The plaque on the old building of Shikarpur’s RB Udhawdas Tarachand Hospital, also known as Civil Hospital, says the facility was built at considerable expense and was opened on February 2, 1935. Almost 80 years later, when it was needed more than ever, the hospital failed the people of Shikarpur.
More than 110 people were injured or killed in the attack on the Karbala Moalla Imambargah on Friday. Only five of them found relief at Shikarpur’s Civil Hospital. The others, most of them critically injured and bleeding profusely, were turned away and sent to other cities across the province.
Thirty-four patients were sent to the nearest medical facility, Hira Medical Centre, located an hour’s drive away in Sukkur. Fourteen made their way to Sukkur’s Civil Hospital and 14 others travelled to Karachi’s Aga Khan Hospital (AKUH). Two of the survivors, Ali Muhammad and Ijaz Shah, remain in critical condition at the AKUH.
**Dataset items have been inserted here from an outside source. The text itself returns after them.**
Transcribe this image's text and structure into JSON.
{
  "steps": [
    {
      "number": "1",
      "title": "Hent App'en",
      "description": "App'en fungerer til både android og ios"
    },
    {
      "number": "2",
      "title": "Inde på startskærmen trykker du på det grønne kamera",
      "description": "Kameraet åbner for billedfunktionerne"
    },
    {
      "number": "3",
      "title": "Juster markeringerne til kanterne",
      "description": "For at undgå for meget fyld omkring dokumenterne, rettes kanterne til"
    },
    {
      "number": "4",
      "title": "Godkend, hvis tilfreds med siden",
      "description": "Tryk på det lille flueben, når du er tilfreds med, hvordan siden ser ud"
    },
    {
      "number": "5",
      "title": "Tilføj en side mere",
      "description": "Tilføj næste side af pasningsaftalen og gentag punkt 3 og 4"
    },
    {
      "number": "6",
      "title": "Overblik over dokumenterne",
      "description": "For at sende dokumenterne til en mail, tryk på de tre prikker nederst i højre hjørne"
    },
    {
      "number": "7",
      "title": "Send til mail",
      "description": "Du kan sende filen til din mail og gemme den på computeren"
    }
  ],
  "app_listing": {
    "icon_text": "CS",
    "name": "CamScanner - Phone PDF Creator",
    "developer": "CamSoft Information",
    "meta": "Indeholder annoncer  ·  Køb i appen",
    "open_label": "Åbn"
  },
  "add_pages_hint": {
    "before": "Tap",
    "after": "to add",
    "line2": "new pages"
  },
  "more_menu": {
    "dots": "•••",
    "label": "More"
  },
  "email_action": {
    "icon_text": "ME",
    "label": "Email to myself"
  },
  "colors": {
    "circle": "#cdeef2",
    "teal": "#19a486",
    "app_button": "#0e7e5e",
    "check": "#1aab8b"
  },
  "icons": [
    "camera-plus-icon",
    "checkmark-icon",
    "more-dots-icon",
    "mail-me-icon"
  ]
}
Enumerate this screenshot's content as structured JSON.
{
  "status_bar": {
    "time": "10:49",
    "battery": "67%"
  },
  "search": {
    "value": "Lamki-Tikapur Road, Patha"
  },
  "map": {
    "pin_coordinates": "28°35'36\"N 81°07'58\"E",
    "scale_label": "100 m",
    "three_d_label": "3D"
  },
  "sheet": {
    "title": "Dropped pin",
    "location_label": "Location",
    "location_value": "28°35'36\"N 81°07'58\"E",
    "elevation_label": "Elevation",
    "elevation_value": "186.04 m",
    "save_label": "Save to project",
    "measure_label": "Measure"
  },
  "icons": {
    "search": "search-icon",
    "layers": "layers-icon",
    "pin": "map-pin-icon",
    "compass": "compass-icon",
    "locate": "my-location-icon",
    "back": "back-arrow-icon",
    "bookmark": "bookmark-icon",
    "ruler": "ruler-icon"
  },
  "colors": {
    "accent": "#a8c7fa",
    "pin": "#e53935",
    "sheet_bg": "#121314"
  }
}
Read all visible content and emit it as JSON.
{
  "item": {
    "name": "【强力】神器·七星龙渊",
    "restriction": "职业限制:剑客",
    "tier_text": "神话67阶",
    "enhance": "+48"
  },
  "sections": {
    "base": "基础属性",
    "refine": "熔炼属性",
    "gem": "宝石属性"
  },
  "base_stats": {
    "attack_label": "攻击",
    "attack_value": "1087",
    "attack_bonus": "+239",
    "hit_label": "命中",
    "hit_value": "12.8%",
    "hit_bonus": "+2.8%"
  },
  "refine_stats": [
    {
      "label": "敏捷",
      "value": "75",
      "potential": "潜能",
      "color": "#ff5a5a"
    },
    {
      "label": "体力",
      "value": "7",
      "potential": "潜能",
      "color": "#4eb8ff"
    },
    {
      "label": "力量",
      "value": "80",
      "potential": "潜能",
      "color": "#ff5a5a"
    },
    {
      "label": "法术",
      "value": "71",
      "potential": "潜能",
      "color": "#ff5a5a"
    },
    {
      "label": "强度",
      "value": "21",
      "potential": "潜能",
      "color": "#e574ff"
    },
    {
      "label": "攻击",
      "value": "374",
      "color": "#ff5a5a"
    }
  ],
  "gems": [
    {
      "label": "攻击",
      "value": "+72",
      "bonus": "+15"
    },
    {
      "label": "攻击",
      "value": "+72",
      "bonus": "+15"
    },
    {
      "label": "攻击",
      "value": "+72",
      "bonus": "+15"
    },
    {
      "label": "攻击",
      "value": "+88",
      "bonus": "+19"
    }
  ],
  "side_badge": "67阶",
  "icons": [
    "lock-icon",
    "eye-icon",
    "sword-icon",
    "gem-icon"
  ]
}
Hospital and health officials, including District Health Officer Dr Munir Jokhio and Medical Superintendent Dr Shaukat Memon, openly concede the lack of specialists at the hospital and its inability to deal with any emergency situation. “We only have one specialist here, and he is a child specialist,” said Dr Memon. “After the attack, we had to turn back almost everyone requiring proper medical care.”
The five patients being treated at the hospital give conflicting accounts of what happened at the Imambargah but none complain of the treatment they are receiving at the hospital. Karamullah Uraj, a peon at the hospital, fractured his left hand in the blast. In the bed next to him is his five-year-old son, Farman Ali, who has a bandage patch over his left eye. They, along with three others, are being treated at a minimal cost.
Storing the bodies of 57 victims of the attack was impossible for the hospital, whose mortuary has a maximum capacity of five. “Most of the people had to keep the bodies — or what was left of them — either in their homes or at the Jafaria Disaster Management Cell,” added Dr Jokhio.
The hospital has no surgeon, gynaecologist or lady doctor, and employs just over 30 doctors. The recommended number of doctors is close to double that figure. “One of the main reasons we are so short-staffed is that very few doctors want to come live in a small city like Shikarpur,” said the health office’s Dr Hanif Soomro. “They feel they can’t bring their families here as the schools are not good enough. And since almost all good doctors know someone influential, they are able to cherry-pick where they work.”
Dr Jokhio added that the hospital had to call for ambulances from nearby cities and districts, along with oxygen tanks, the hospital did not have any at its disposal. Outside the hospital, four ambulances — tyres flat and missing seats and equipment— gather rust.
The original hospital building has been left to ruin and a new building has been built on the premises. Here, cleaners rush about as a bearded man, Dr Murtaza Soomro, points to any spot they may have missed. Half the hospital is sparkling, while the other half is layered in grime and dust.
By the time Sindh Chief Minister Syed Qaim Ali Shah reached the hospital in the evening — more than a day after the incident — everything was wiped and cleaned. Perhaps even the blood on the hospital’s hands.
Published in The Express Tribune, February 3rd, 2015.